For Release on September 4th:
Among the Missing (1934, Richard Cromwell). Story of an old woman who is fed up with her family, so she leaves them and becomes a cook in the home of a respectable dealer of antiques who also happens to be the local jewel thief. Directed by Albert Rogell.
And Baby Makes Three (1949, Barbara Hale). Family comedy has Barbara Hale about to be married a second time when things begin to get complicated. Directed by Henry Levin.
The Golden Decade of Baseball - Part 1, Part 2
The Old Dark House (1963, Tom Poston, Robert Morley).

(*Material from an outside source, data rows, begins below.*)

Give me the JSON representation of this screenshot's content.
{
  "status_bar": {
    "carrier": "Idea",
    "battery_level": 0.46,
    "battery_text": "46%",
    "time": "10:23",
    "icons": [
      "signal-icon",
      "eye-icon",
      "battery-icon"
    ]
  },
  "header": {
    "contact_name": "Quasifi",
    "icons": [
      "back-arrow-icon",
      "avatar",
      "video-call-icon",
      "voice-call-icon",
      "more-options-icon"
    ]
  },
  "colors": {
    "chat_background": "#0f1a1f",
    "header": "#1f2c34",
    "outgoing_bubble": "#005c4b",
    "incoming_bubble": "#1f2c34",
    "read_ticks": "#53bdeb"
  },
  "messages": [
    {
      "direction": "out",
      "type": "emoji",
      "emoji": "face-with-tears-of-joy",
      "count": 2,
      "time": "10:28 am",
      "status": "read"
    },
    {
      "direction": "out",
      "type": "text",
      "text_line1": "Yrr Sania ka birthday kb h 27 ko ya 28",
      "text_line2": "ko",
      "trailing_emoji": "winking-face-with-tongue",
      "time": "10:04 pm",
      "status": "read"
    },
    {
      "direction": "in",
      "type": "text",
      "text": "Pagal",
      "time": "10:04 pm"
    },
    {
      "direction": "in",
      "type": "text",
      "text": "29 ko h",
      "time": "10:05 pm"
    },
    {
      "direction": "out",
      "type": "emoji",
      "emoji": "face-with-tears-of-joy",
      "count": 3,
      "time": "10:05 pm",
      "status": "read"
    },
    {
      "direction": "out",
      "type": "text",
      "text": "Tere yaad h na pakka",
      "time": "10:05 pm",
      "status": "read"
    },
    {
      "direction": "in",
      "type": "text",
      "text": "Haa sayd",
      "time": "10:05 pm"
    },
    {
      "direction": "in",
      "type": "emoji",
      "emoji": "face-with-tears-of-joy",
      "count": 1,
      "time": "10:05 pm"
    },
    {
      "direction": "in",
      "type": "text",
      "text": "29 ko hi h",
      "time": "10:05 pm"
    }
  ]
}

An American who sells cars in England receives a mysterious invitation from an old, excentric millionaire to visit his house in which he lives with his twin brother. Directed by William Castle.
Safari (1956, Victor Mature, Janet Leigh). Victor Mature's safari takes on a new and fierce dimension when his son is killed. Add to this an irritating millionaire who, together with his wife comes to Africa to hunt lions, and seeks out Mature to be his guide. Directed by Terence Young.
Zotz! (1962, Tom Poston, Jim Backus). Jonathan Jones (Poston) a professor of ancient languages, comes into possession of an ancient coin. He translates its inscription, which gives him three powers: to inflict pain, slow down time or kill. Soon, he's pursued by enemy spies who have learned about the magic coin. Directed by William Castle.
Well, once again, that's our latest edition of the Classic Hollywood MOD column for the week here on The Digital Bits. I'll be back again this coming Friday.